Daily Devotional Guide: Week 1, Christianity and Islam

Christianity and Islam: Daily Devotional GuideLenten Daily Devotional Guide
Week 1: Christianity and Islam

This week we will examine various Bible passages related to last Sunday’s sermon on Islam – learning from our Muslim cousins, and understanding more clearly our faith as Christians. Thanks to Rev. Jeff Huber, First UMC, Durango, CO, for inspiration and wording.


Monday, March 6

Review your notes from yesterday’s sermon. The meaning of the word “Islam” is “surrender” or “submission.” Devout Muslims seek to submit their entire lives to God. This is exactly what we as Christians seek to do. This should form the basis for a bridge between Christians and Muslims. How might this be the starting point in discussions between America and Islamic nations regarding terrorism?Take a moment to write down what you think it means to be completely surrendered or submitted to God.When we call Jesus Christ our “Lord” we are submitting to him – the word Lord meaning master or ruler.
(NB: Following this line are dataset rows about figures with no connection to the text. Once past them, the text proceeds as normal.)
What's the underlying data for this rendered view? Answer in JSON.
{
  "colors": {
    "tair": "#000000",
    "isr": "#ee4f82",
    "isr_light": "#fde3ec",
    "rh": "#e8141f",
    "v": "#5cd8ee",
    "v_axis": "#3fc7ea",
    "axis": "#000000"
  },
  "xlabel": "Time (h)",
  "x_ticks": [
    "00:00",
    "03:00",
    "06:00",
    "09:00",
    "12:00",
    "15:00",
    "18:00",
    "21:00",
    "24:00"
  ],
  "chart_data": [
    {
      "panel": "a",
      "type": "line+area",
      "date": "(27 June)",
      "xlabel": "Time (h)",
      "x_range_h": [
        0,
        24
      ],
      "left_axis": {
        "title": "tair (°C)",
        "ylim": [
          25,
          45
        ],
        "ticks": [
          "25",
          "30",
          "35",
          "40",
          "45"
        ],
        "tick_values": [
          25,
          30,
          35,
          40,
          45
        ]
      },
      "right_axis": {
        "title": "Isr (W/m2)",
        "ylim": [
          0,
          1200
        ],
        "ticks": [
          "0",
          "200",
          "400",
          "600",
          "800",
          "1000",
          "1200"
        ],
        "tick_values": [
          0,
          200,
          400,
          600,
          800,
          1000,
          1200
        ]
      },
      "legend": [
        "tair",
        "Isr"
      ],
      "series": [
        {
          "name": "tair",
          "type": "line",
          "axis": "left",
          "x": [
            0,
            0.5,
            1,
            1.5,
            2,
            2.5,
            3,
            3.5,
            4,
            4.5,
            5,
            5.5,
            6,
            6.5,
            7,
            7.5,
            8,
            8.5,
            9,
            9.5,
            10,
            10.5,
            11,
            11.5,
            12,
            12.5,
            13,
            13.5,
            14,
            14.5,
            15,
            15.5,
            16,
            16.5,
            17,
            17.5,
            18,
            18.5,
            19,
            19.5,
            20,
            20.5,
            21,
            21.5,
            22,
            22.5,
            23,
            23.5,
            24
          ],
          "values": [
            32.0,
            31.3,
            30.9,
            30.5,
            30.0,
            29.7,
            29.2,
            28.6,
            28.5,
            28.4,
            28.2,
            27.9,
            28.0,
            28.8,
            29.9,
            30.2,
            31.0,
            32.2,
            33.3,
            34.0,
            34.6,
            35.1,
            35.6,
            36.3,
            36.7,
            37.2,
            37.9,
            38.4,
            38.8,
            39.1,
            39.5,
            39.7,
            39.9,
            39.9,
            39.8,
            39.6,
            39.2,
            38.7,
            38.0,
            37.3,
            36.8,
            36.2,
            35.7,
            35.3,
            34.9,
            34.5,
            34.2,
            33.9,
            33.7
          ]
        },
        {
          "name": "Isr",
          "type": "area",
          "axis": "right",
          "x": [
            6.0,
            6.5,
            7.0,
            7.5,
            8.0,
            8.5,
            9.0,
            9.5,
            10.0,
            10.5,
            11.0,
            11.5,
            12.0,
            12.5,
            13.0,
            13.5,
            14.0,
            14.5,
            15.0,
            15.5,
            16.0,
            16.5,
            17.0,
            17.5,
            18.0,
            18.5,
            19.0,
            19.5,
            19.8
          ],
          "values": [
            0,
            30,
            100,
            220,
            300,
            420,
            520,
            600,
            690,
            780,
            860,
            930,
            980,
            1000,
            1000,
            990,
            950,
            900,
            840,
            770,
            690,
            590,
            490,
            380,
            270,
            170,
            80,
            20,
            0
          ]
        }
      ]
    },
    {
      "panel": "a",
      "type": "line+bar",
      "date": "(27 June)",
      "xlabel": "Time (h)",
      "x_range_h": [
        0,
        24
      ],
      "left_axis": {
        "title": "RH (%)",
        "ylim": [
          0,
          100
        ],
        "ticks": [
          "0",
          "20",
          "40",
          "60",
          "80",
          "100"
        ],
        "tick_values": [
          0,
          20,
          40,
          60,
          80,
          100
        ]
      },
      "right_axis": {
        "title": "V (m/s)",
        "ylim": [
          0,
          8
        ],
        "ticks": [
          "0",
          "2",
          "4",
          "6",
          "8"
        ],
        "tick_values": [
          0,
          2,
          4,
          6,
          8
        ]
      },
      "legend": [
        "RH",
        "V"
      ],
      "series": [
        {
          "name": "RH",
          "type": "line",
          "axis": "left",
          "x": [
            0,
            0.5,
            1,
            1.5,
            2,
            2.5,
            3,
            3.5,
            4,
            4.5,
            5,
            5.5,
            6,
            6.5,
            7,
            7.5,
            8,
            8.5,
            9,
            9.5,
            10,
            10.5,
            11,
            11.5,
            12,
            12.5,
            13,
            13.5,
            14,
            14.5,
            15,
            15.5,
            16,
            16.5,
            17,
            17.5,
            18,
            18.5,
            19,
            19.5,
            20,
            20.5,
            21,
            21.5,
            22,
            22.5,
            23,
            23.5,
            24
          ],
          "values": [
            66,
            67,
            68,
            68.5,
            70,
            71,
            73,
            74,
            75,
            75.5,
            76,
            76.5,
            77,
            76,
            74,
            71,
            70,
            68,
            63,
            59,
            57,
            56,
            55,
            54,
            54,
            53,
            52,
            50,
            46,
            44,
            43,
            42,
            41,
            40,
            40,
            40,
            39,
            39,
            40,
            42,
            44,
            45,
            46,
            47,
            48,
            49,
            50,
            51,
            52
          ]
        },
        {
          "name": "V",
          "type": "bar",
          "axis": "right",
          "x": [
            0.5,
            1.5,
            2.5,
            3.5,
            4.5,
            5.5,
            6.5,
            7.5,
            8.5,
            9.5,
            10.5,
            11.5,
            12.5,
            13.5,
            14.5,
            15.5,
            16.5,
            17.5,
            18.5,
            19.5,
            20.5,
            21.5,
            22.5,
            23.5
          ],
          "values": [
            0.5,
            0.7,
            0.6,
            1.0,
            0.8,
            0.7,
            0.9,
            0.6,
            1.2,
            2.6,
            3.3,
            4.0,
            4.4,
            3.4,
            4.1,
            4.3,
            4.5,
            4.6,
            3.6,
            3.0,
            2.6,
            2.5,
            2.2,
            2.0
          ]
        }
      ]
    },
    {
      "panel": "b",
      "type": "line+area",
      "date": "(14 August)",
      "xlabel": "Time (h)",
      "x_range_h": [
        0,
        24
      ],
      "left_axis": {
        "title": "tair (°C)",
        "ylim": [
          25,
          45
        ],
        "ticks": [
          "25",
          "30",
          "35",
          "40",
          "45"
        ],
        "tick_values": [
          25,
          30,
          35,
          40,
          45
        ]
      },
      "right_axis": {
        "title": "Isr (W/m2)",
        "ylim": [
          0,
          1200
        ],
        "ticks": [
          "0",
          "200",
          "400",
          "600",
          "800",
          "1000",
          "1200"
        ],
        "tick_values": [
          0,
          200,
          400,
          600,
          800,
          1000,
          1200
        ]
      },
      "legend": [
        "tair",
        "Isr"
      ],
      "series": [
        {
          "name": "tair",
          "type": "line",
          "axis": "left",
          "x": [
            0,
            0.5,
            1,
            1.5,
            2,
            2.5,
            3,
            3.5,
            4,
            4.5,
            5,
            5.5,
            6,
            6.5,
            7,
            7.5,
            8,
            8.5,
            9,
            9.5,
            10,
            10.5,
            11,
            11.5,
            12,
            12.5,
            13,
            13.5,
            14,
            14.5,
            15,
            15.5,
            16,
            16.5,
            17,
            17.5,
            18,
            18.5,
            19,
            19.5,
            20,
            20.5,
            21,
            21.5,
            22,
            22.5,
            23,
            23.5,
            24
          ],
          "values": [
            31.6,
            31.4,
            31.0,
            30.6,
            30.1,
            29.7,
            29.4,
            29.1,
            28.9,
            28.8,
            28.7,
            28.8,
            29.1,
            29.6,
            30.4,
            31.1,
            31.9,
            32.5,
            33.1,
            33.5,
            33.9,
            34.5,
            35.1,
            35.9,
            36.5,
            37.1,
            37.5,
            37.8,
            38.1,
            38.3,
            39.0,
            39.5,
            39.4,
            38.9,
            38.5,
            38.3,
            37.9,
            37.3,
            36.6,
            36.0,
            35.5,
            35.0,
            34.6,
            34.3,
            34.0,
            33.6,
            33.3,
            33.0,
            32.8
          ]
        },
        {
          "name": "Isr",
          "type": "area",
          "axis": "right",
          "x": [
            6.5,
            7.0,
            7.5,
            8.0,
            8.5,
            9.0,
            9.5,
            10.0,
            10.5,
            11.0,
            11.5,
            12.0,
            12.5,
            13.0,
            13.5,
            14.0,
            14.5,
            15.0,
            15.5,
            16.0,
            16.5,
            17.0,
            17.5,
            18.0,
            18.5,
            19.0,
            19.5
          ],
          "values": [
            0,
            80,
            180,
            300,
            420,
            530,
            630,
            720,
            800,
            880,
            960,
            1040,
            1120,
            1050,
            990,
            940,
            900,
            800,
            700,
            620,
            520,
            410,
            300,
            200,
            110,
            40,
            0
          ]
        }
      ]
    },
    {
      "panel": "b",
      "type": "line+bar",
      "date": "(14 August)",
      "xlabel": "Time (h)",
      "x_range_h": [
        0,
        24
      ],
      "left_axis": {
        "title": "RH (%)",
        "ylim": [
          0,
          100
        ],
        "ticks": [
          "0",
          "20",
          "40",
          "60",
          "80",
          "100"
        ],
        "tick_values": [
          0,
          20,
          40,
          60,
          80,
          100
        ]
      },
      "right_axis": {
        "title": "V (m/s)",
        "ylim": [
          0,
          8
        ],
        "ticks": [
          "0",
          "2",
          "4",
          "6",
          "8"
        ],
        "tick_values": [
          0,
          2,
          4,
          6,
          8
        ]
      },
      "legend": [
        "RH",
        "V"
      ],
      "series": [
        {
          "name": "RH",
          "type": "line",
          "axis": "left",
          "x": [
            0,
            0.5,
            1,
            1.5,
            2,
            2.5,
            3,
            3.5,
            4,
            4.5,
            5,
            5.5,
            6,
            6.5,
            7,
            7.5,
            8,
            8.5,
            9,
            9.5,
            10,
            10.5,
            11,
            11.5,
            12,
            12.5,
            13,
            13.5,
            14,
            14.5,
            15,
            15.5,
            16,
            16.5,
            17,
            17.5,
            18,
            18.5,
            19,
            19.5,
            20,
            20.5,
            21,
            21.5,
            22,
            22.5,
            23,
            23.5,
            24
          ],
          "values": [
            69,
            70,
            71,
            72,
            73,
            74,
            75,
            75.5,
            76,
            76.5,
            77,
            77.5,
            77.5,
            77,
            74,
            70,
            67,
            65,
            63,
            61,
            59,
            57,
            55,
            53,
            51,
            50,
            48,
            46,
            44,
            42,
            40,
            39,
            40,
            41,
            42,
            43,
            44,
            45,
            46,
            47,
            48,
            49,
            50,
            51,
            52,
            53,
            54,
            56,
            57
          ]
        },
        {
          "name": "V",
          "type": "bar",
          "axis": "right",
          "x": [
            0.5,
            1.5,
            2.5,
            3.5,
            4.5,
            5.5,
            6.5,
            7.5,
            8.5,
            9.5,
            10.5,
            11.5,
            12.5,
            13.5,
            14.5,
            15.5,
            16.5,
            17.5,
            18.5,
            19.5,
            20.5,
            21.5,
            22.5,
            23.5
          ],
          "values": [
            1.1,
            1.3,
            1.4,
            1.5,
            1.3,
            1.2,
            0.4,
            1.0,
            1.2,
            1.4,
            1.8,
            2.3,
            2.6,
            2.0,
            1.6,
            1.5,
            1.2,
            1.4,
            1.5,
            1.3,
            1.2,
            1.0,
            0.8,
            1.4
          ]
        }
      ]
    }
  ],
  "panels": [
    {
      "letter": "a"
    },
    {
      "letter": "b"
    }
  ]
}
Read Romans 12:1-2 and Matthew 16:24-26 and use these verses as an outline for prayer, inviting Christ to help you be completely surrendered to him.

Tuesday, March 7

Muslims pray five times each day, if possible kneeling in submission to God as they do. The Christian’s mealtime graces were meant to help foster prayer throughout the day. If you do not already do so, consider adopting the discipline of praying when you awaken, at your breakfast meal, at your noon meal, at suppertime, and before you go to bed. Each of these prayers is an opportunity to acknowledge your love and devotion to God. Read and pray Matthew 6:5-14. What are the principles Jesus is teaching us in this prayer – his intention was not that this prayer be repeated by rote, but that its content shape our prayers. Read I Thessalonians 5:16-18. What does Paul mean by praying without ceasing?

Wednesday, March 8

Muslims are required to give approximately 2.5% of their income to the poor. Christians are commanded in the scripture to care for the poor, both inside and outside of the church. We are to especially care for those in the body of Christ. As a church we do this through our missions giving, both financially and through in-kind giving like our recent food and clothing drives. Have you considered setting aside funds, beyond your tithe, to be able to help people who are in need financially? Let’s turn to a familiar passage which guides us in this, Read Matthew 25:31-46.

Thursday, March 9

There are significant differences between Muslims and Christians, chief of which regards the Qur’an and its teaching about Jesus. Muslims believe Muhammad was given messages by God in trances which ultimately became the Qur’an. Christians do not believe the Qur’an represents the word of God – but Muhammad’s interpretation of his spiritual experiences in the light of his own theological ideas and his need and desire to unite and lead the tribal people of Mecca and Medina. With regard to his teachings about Jesus we look, as our authority, to the witness of the apostles who walked with Jesus, who watched as he was crucified and touched him after his resurrection, to help us know Christ. Muhammad taught that Jesus was simply a prophet. Let’s read a few of the hundreds of verses in the New Testament regarding Jesus, Read Matthew 1:18-23, Luke 22:14-20, John 1:1-18, Colossians 1:15-20.

Friday, March 10

One of the places where we see a significant difference between the New Testament and the Qur’an is in the role of violence. Muhammad was a warrior and set rules for engaging in war. Some of his teaching has been taken as the basis for acts of terror by extremists. Today we turn to the very different approach of Jesus. Read Matthew 5:38-45 and Romans 12:14- 21. What does this tell us about how we are to respond to anger and violence in our world? End your time today praying about how God might use you to be an ambassador to our Muslim cousins.